Correct. Also, there is no `real y[]` signature only `real[] y`, `vector y`, and `row_vector y` in the one-dimensional case.

Thanks for verifying this. Do you (or someone else) have opinions, whether to write it as above, or is it better to have a separate functions for generated quantities block?

Then there are errors in the manual. If you can verify that all `real x[]` should be `real[] x`, I can fix the manual.

1 Like
``````functions {
real foo(real x[]) {
return sum(x);
}
}
``````

yields a parser error, so the manual must be wrong.

I personally have pretty much stopped using one-dimensional real arrays in favor of using vectors. I used to use them when there was no linear algebra involving them, but it just got too confusing for students when to use one and when to use the other.

I completely agree about confusion. There’s a problem that some functions accept only real[], like cov_exp_quad.

1 Like

Yeah, `cov_exp_quad` should accept the metatype for all one-dimensional containers of reals.

The errors are in Section 41.1 and Index, but I think it’s possible that instead of `real[] x`, these might be also `reals`, but Ican’t be sure and I didn’t fix these, but added a comment to the next manual issue.

1 Like

That’s right.

• `reals y` is shorthand for any of `real` (scalar), `real[]` (1D array of scalars), `vector` (column vector), and `row_vector` (row vector),

• `real[] y` is the function-argument notation that packs a type without sizes together into a single string, and

• `real y[N] ...` is for declaring the variable `y`.

For use, yes, but the definitions don’t use the bar. We could change that, but it looks odd with the types.
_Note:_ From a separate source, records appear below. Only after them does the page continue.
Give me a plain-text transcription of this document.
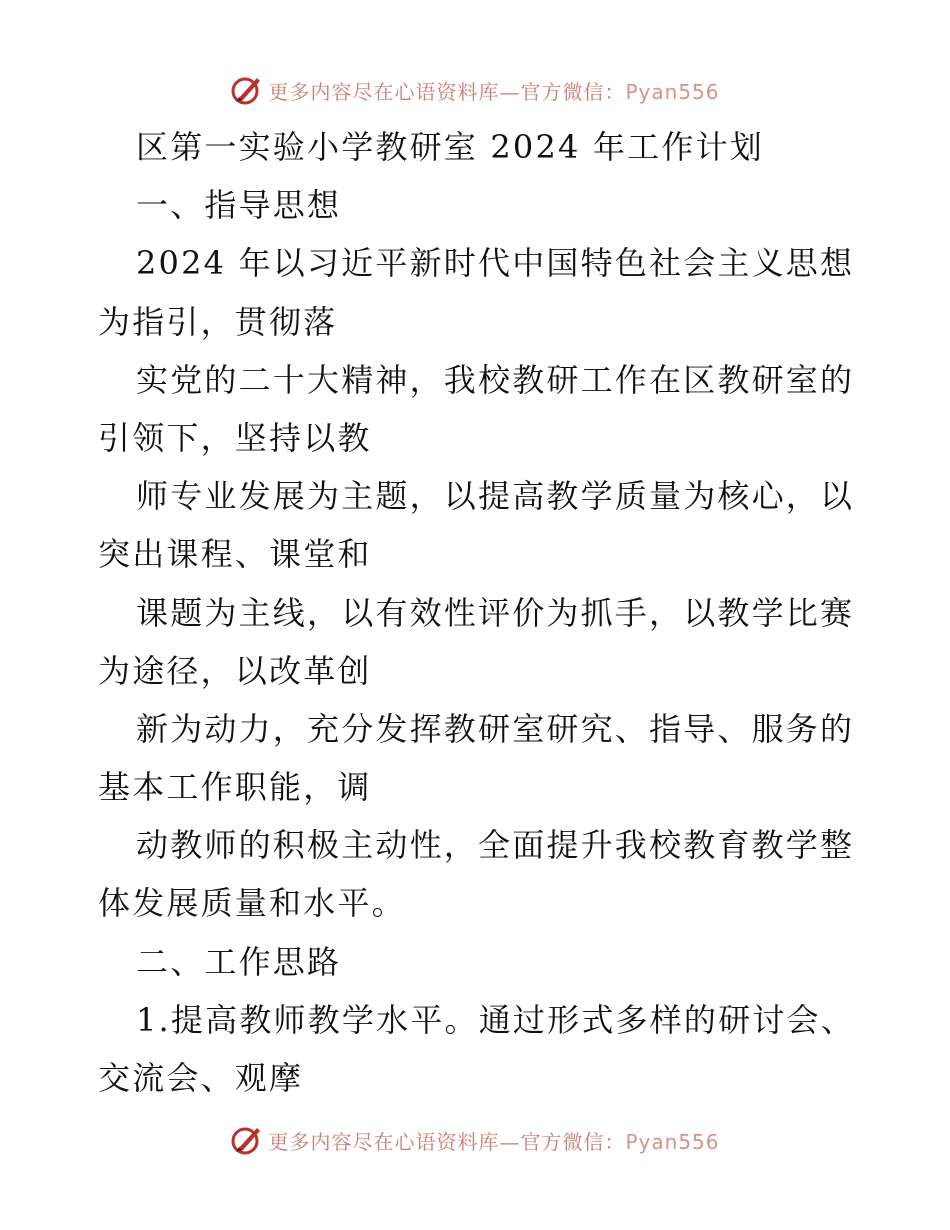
更多内容尽在心语资料库—官方微信：Pyan556
区第一实验小学教研室 2024 年工作计划
一、指导思想
2024 年以习近平新时代中国特色社会主义思想
为指引，贯彻落
实党的二十大精神，我校教研工作在区教研室的
引领下，坚持以教
师专业发展为主题，以提高教学质量为核心，以
突出课程、课堂和
课题为主线，以有效性评价为抓手，以教学比赛
为途径，以改革创
新为动力，充分发挥教研室研究、指导、服务的
基本工作职能，调
动教师的积极主动性，全面提升我校教育教学整
体发展质量和水平。
二、工作思路
1.提高教师教学水平。通过形式多样的研讨会、
交流会、观摩
更多内容尽在心语资料库—官方微信：Pyan556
I’m a computer scientist, so I always like things encapsulated in small functions. Here, I think it would make sense to have something like this:

``````real my_normal_lpdf(real y, real mu, real sigma) {
... base definition ...
}

real[] my_normal_vec_lpdf(real[] y, real mu[], real sigma) {
real lpd[size(y)];
for (n in 1:size(y)) lpd[n] = my_normal_lpdf(y[n], mu[n], sigma);
return lpd;
}
``````

Or you could get fancy and code the vectorized version more efficiently by reusing shared expressions.
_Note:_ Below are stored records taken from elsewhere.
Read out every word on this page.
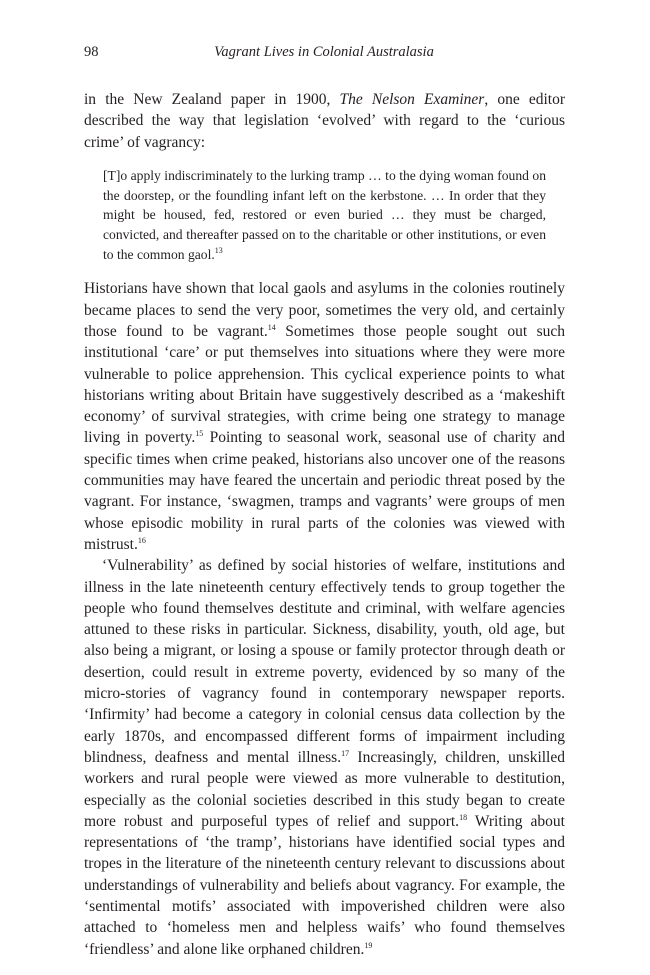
98	Vagrant Lives in Colonial Australasia

in the New Zealand paper in 1900, The Nelson Examiner, one editor described the way that legislation ‘evolved’ with regard to the ‘curious crime’ of vagrancy:

[T]o apply indiscriminately to the lurking tramp … to the dying woman found on the doorstep, or the foundling infant left on the kerbstone. … In order that they might be housed, fed, restored or even buried … they must be charged, convicted, and thereafter passed on to the charitable or other institutions, or even to the common gaol.$^{13}$

Historians have shown that local gaols and asylums in the colonies routinely became places to send the very poor, sometimes the very old, and certainly those found to be vagrant.$^{14}$ Sometimes those people sought out such institutional ‘care’ or put themselves into situations where they were more vulnerable to police apprehension. This cyclical experience points to what historians writing about Britain have suggestively described as a ‘makeshift economy’ of survival strategies, with crime being one strategy to manage living in poverty.$^{15}$ Pointing to seasonal work, seasonal use of charity and specific times when crime peaked, historians also uncover one of the reasons communities may have feared the uncertain and periodic threat posed by the vagrant. For instance, ‘swagmen, tramps and vagrants’ were groups of men whose episodic mobility in rural parts of the colonies was viewed with mistrust.$^{16}$

‘Vulnerability’ as defined by social histories of welfare, institutions and illness in the late nineteenth century effectively tends to group together the people who found themselves destitute and criminal, with welfare agencies attuned to these risks in particular. Sickness, disability, youth, old age, but also being a migrant, or losing a spouse or family protector through death or desertion, could result in extreme poverty, evidenced by so many of the micro-stories of vagrancy found in contemporary newspaper reports. ‘Infirmity’ had become a category in colonial census data collection by the early 1870s, and encompassed different forms of impairment including blindness, deafness and mental illness.$^{17}$ Increasingly, children, unskilled workers and rural people were viewed as more vulnerable to destitution, especially as the colonial societies described in this study began to create more robust and purposeful types of relief and support.$^{18}$ Writing about representations of ‘the tramp’, historians have identified social types and tropes in the literature of the nineteenth century relevant to discussions about understandings of vulnerability and beliefs about vagrancy. For example, the ‘sentimental motifs’ associated with impoverished children were also attached to ‘homeless men and helpless waifs’ who found themselves ‘friendless’ and alone like orphaned children.$^{19}$
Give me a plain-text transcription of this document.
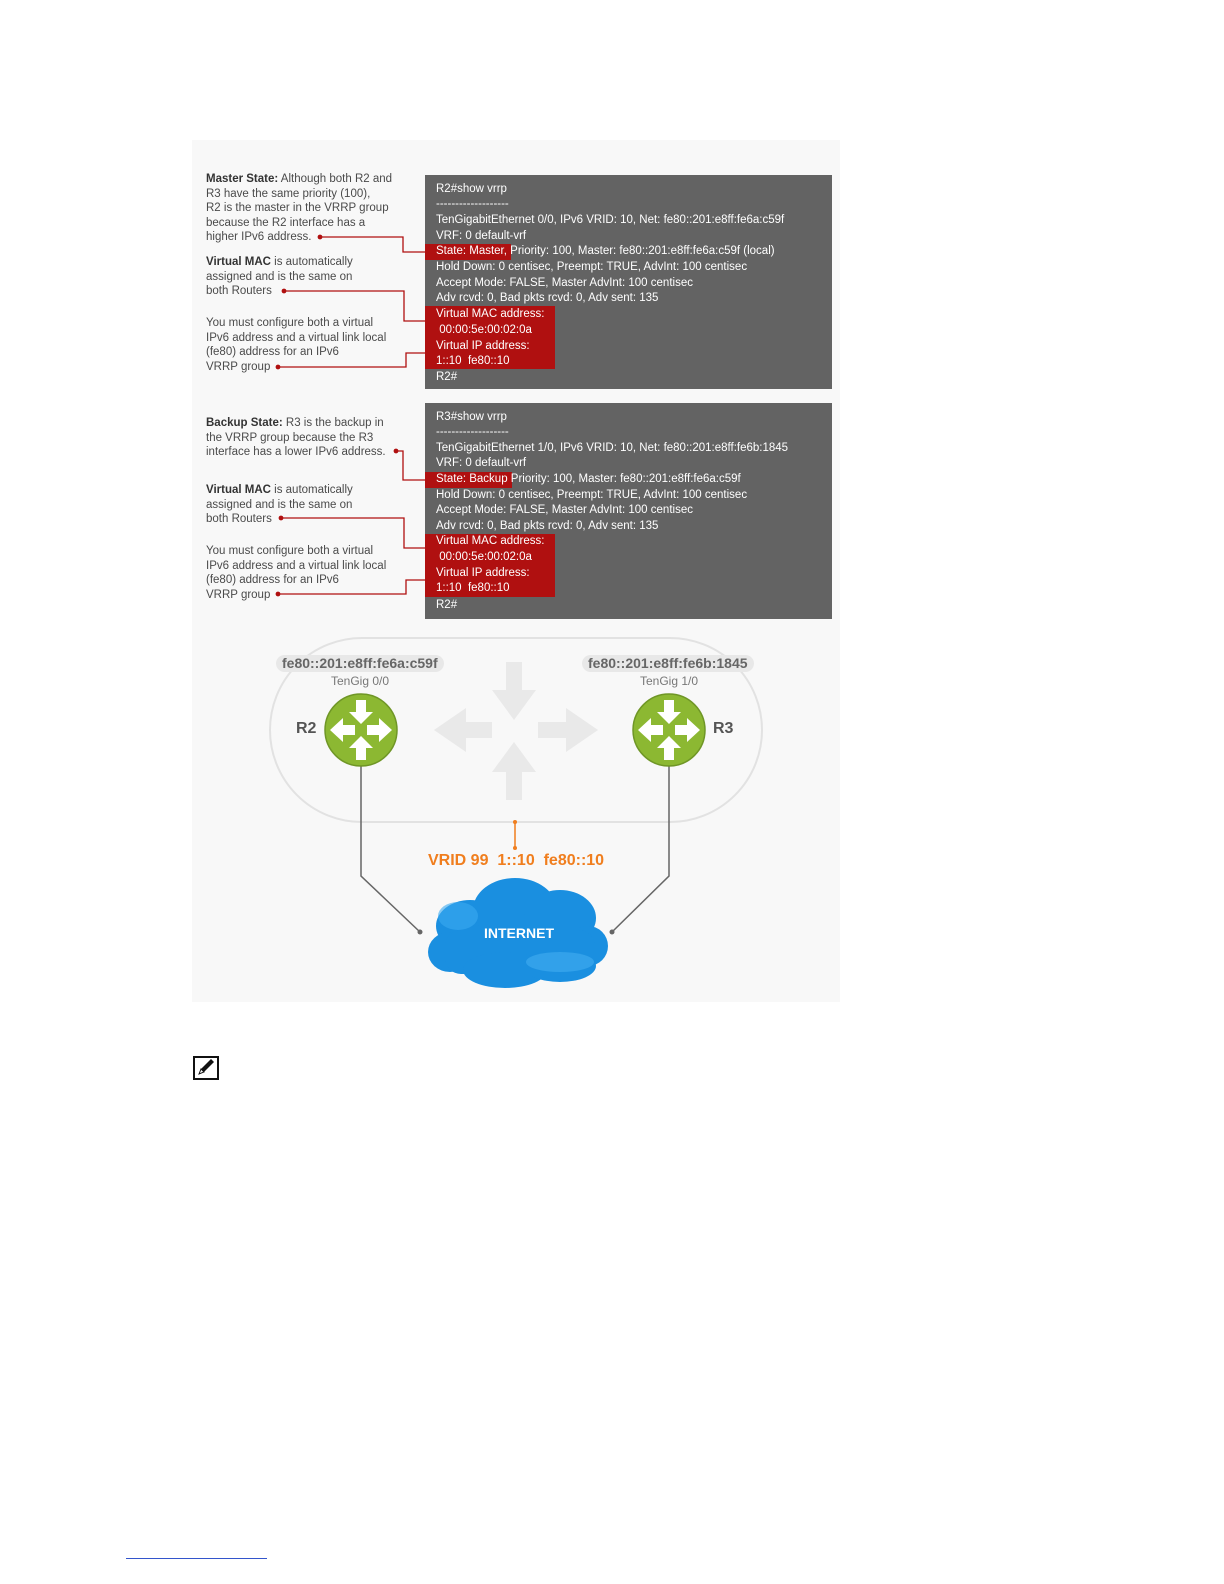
Master State: Although both R2 and
R3 have the same priority (100),
R2 is the master in the VRRP group
because the R2 interface has a
higher IPv6 address.
Virtual MAC is automatically
assigned and is the same on
both Routers
You must configure both a virtual
IPv6 address and a virtual link local
(fe80) address for an IPv6
VRRP group
Backup State: R3 is the backup in
the VRRP group because the R3
interface has a lower IPv6 address.
Virtual MAC is automatically
assigned and is the same on
both Routers
You must configure both a virtual
IPv6 address and a virtual link local
(fe80) address for an IPv6
VRRP group
R2#show vrrp
-------------------
TenGigabitEthernet 0/0, IPv6 VRID: 10, Net: fe80::201:e8ff:fe6a:c59f
VRF: 0 default-vrf
State: Master, Priority: 100, Master: fe80::201:e8ff:fe6a:c59f (local)
Hold Down: 0 centisec, Preempt: TRUE, AdvInt: 100 centisec
Accept Mode: FALSE, Master AdvInt: 100 centisec
Adv rcvd: 0, Bad pkts rcvd: 0, Adv sent: 135
Virtual MAC address:
00:00:5e:00:02:0a
Virtual IP address:
1::10  fe80::10
R2#
R3#show vrrp
-------------------
TenGigabitEthernet 1/0, IPv6 VRID: 10, Net: fe80::201:e8ff:fe6b:1845
VRF: 0 default-vrf
State: Backup Priority: 100, Master: fe80::201:e8ff:fe6a:c59f
Hold Down: 0 centisec, Preempt: TRUE, AdvInt: 100 centisec
Accept Mode: FALSE, Master AdvInt: 100 centisec
Adv rcvd: 0, Bad pkts rcvd: 0, Adv sent: 135
Virtual MAC address:
00:00:5e:00:02:0a
Virtual IP address:
1::10  fe80::10
R2#
fe80::201:e8ff:fe6a:c59f
TenGig 0/0
R2
fe80::201:e8ff:fe6b:1845
TenGig 1/0
R3
VRID 99  1::10  fe80::10
INTERNET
Then you can call `my_normal_vec_lpdf` in both places, and just do

``````target += my_normal_vec_lpdf( ... );
``````

because `+=` should take containers on the right-hand side and just add them all to the target log density.

`-sum(y) ./ sigma` should be just `-sum(y) / sigma`.

`dims(y)[1]` can be just `size(y)`

`(-1/k)*sum(...)` should probably be `-sum(...) / k`.

1 Like

Me, too. Yes, if the manual has that, it’s wrong. I want to actually move to using

``````real[5] x;
``````

for array declarations. The only confusing thing is

``````matrix[4, 5][3] x;
``````

is then going to be a 3-element array of 4x5 matrices.

I don’t really mind having the array size after `x`; I just don’t use `real x[K]` much anymore.

``````y ~  my_normal_vec( ... );
What bugs me is the inconsistency in function arguments. Those don’t have the problem of having vector or matrix sizes. So it’s just `matrix x` or `matrix[] xs` for an array of matrices.
No, that won’t work, I’m afraid. The return type has to be `real`.